At one point, the intercepts included a discussion by Israeli officials who expressed concern that the embassy was bugged. Silverstein, who said he first met Liebowitz in 2008, did not elaborate.

As an attorney with dual citizenship, the 40-year-old Liebowitz, the grandson of the late Israeli philosopher Yeshayahu Liebowitz, spent years defending Hamas and Hizbullah operatives in Israel. The circumstances of the FBI hiring an Israeli national for national security operations were not disclosed in the prosecution of Liebowitz, now completing his term in a federal halfway house in Maryland.
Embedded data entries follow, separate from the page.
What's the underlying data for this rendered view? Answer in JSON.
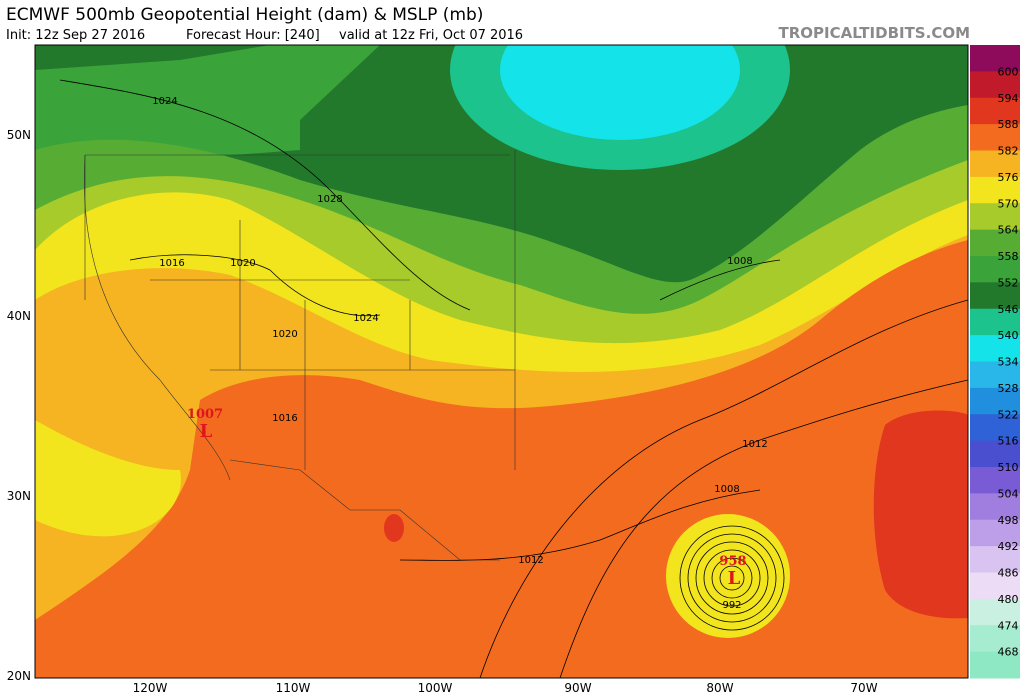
{
  "header": {
    "title": "ECMWF 500mb Geopotential Height (dam) & MSLP (mb)",
    "init": "Init: 12z Sep 27 2016",
    "forecast_hour": "Forecast Hour: [240]",
    "valid": "valid at 12z Fri, Oct 07 2016",
    "source": "TROPICALTIDBITS.COM"
  },
  "colorbar": {
    "labels": [
      "600",
      "594",
      "588",
      "582",
      "576",
      "570",
      "564",
      "558",
      "552",
      "546",
      "540",
      "534",
      "528",
      "522",
      "516",
      "510",
      "504",
      "498",
      "492",
      "486",
      "480",
      "474",
      "468"
    ]
  },
  "latitude_labels": [
    "50N",
    "40N",
    "30N",
    "20N"
  ],
  "longitude_labels": [
    "120W",
    "110W",
    "100W",
    "90W",
    "80W",
    "70W"
  ],
  "isobar_labels": [
    "1024",
    "1028",
    "1016",
    "1020",
    "1020",
    "1024",
    "1016",
    "1008",
    "1012",
    "1008",
    "1012",
    "992"
  ],
  "pressure_centers": [
    {
      "value": "1007",
      "symbol": "L"
    },
    {
      "value": "958",
      "symbol": "L"
    }
  ]
}
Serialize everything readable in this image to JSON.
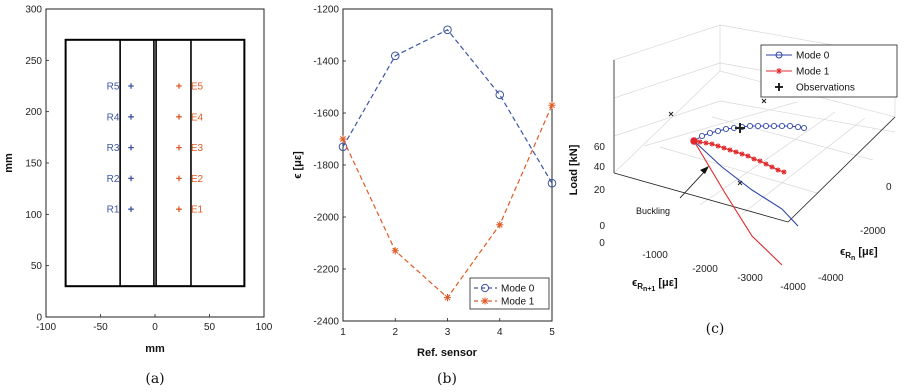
{
  "colors": {
    "blue": "#3d55a4",
    "orange": "#e05a25",
    "blue3d": "#2f45a8",
    "red3d": "#e0282b",
    "black": "#000000"
  },
  "captions": [
    "(a)",
    "(b)",
    "(c)"
  ],
  "chart_data": [
    {
      "type": "scatter",
      "xlabel": "mm",
      "ylabel": "mm",
      "xlim": [
        -100,
        100
      ],
      "ylim": [
        0,
        300
      ],
      "xticks": [
        "-100",
        "-50",
        "0",
        "50",
        "100"
      ],
      "yticks": [
        "0",
        "50",
        "100",
        "150",
        "200",
        "250",
        "300"
      ],
      "outline": {
        "x": [
          -82,
          82
        ],
        "y": [
          30,
          270
        ]
      },
      "stiffeners": [
        [
          -32,
          -1
        ],
        [
          1,
          33
        ]
      ],
      "series": [
        {
          "labels": [
            "R5",
            "R4",
            "R3",
            "R2",
            "R1"
          ],
          "x": 22,
          "y": [
            225,
            195,
            165,
            135,
            105
          ],
          "color": "blue"
        },
        {
          "labels": [
            "E5",
            "E4",
            "E3",
            "E2",
            "E1"
          ],
          "x": -22,
          "y": [
            225,
            195,
            165,
            135,
            105
          ],
          "color": "orange"
        }
      ]
    },
    {
      "type": "line",
      "xlabel": "Ref. sensor",
      "ylabel": "ϵ [με]",
      "xlim": [
        1,
        5
      ],
      "ylim": [
        -2400,
        -1200
      ],
      "xticks": [
        "1",
        "2",
        "3",
        "4",
        "5"
      ],
      "yticks": [
        "-1200",
        "-1400",
        "-1600",
        "-1800",
        "-2000",
        "-2200",
        "-2400"
      ],
      "categories": [
        1,
        2,
        3,
        4,
        5
      ],
      "series": [
        {
          "name": "Mode 0",
          "values": [
            -1730,
            -1380,
            -1280,
            -1530,
            -1870
          ]
        },
        {
          "name": "Mode 1",
          "values": [
            -1700,
            -2130,
            -2310,
            -2030,
            -1570
          ]
        }
      ],
      "legend": "bottom-right"
    },
    {
      "type": "line",
      "subtype": "3d",
      "xlabel": "ϵRn+1 [με]",
      "ylabel": "ϵRn [με]",
      "zlabel": "Load [kN]",
      "xticks": [
        "0",
        "-1000",
        "-2000",
        "-3000",
        "-4000"
      ],
      "yticks": [
        "0",
        "-2000",
        "-4000"
      ],
      "zticks": [
        "0",
        "20",
        "40",
        "60"
      ],
      "legend": [
        "Mode 0",
        "Mode 1",
        "Observations"
      ],
      "annotation": "Buckling"
    }
  ]
}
Liebowitz was also said to have worked for the State Department and the Defense Department as a Hebrew linguist.

Silverstein said Liebowitz, charged under the Espionage Act of 1917, leaked the FBI transcripts because the latter was angered by Israeli lobbying in Washington. Liebowitz, whose sentence was regarded as light for an Israeli convicted of relaying classified information, was said to have been concerned that Israeli officials were persuading Congress that Iran's nuclear facilities should be attacked.

"I think he [Liebowitz] chose me because he knew something about me and trusted my political instincts," Silverstein said in interviews with U.S. news Web sites.

The FBI has refused to discuss its employment of Liebowitz, who held top-secret clearance and worked under contract in the agency's office in Calverton, Md. from January to August 2009. But analysts said he was probably working for the FBI's Operational Technology Division, which intercepts telephone, fax and e-mails from such countries as China, France, Israel and Russia, deemed the leading targets of U.S. intelligence.